The Missing Room
Ensemble
Flute (dbl. Alto Flute)
Oboe (dbl. E.H.)
Clarinet in Bb
Bass Clarinet
Horn in F
Trombone
Tuba
Percussion (Marimba, Vibraphone, Cimbalom, Chimes, Woodblocks, Gran Cassa, Bongos)
Piano (dbl. Celesta)
Violin
Viola
Violoncello
Double Bass
Presentation
– Four inspirational parts –
Filling up the empty spaces. Imagine that this room, where you are right now, is being filled up with plaster. You’re watching it from the outside. What is left and what disappeared?
To know which rooms you have or don’t have, miss or detest. Be aware of the consequences of walking into specific rooms. You’ve done it so many times before..
Adjustable improvisation as an expression for controlled chaos, or in fact the place in between control and chaos, which might be the most creative and vigorous.
The presence of a void.
Duration
15 min.
Performance
The Ensemble for New Music, at the Academy of Stage and Music in Gothenburg, 2004.
Boltanski – The Missing House
On a walk through Berlin’s former Jewish Quarter, curiosity drew Christian Boltanski to the occasional gaps and vacant lots between buildings.
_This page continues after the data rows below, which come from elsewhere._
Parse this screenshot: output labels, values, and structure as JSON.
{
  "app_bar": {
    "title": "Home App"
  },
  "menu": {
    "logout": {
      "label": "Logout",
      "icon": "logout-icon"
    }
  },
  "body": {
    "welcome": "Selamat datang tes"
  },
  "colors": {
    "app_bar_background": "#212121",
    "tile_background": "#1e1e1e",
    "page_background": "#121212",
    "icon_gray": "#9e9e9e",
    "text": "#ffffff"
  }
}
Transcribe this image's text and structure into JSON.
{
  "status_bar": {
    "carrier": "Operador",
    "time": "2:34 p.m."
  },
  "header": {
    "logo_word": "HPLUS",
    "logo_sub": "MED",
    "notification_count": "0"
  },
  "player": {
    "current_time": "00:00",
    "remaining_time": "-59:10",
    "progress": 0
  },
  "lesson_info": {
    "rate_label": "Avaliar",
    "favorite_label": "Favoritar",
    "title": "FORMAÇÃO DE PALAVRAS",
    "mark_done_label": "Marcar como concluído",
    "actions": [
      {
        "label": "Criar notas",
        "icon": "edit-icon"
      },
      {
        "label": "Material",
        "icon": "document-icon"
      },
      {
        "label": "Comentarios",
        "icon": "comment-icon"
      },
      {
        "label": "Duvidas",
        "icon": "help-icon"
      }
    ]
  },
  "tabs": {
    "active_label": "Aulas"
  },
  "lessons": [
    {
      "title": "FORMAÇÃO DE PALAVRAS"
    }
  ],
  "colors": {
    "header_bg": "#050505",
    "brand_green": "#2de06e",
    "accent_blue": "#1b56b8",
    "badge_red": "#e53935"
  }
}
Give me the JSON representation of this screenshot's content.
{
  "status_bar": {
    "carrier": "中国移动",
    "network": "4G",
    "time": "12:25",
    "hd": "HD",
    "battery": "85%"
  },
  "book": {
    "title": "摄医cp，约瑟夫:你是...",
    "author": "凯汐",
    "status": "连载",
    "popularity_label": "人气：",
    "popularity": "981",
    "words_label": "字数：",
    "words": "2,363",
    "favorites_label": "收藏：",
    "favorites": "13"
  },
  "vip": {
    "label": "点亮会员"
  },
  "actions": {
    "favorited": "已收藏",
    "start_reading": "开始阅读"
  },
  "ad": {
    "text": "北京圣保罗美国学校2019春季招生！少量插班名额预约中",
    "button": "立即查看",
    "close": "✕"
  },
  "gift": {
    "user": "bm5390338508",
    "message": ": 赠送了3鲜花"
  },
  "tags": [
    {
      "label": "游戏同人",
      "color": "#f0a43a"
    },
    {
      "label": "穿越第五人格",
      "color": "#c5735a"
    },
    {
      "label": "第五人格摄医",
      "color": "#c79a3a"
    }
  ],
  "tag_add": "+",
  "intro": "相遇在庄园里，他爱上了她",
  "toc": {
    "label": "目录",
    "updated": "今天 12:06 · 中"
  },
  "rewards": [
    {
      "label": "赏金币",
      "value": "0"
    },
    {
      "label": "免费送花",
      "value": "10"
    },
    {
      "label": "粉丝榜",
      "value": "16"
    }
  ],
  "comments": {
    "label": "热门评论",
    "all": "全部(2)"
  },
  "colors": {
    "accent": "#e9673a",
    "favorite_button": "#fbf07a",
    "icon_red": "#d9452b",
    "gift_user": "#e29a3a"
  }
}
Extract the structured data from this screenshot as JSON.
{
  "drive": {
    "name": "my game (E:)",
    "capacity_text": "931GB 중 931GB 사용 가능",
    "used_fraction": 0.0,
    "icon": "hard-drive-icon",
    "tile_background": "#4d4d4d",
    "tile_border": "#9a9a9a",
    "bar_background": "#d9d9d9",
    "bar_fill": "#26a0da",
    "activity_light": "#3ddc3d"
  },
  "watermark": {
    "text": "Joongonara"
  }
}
On inquiring, he found that the building at Grosse Hamburgerstrasse 15-16 had been destroyed by Allied bombings in 1945 and was never rebuilt. In a project he mounted for a 1990 exhibition, Die Endlichkeit der Freiheit, called ”Missing House,” the artist thus set to work retracing all the lives of people who had lived in this vanished house between 1930 and 1945-both the Jewish Germans who had been deported and the non-Jewish Germans who had been given their homes. He found family photographs, letters, children’s drawings, rationing tickets, and other fragments of these lives, and photocopied them and put them together with maps of the neighbourhood in archival boxes. At this point, he had nameplates hung on the white plastered wall of the building next door to identify the now missing inhabitants, Jews and non-Jews leaving the lot empty. His ”Missing House” project thus became emblematic for Boltanski of the missing Jews who had once inhabited it; as its void invited him to fill it with memory, he hoped it would incite others to remember as well.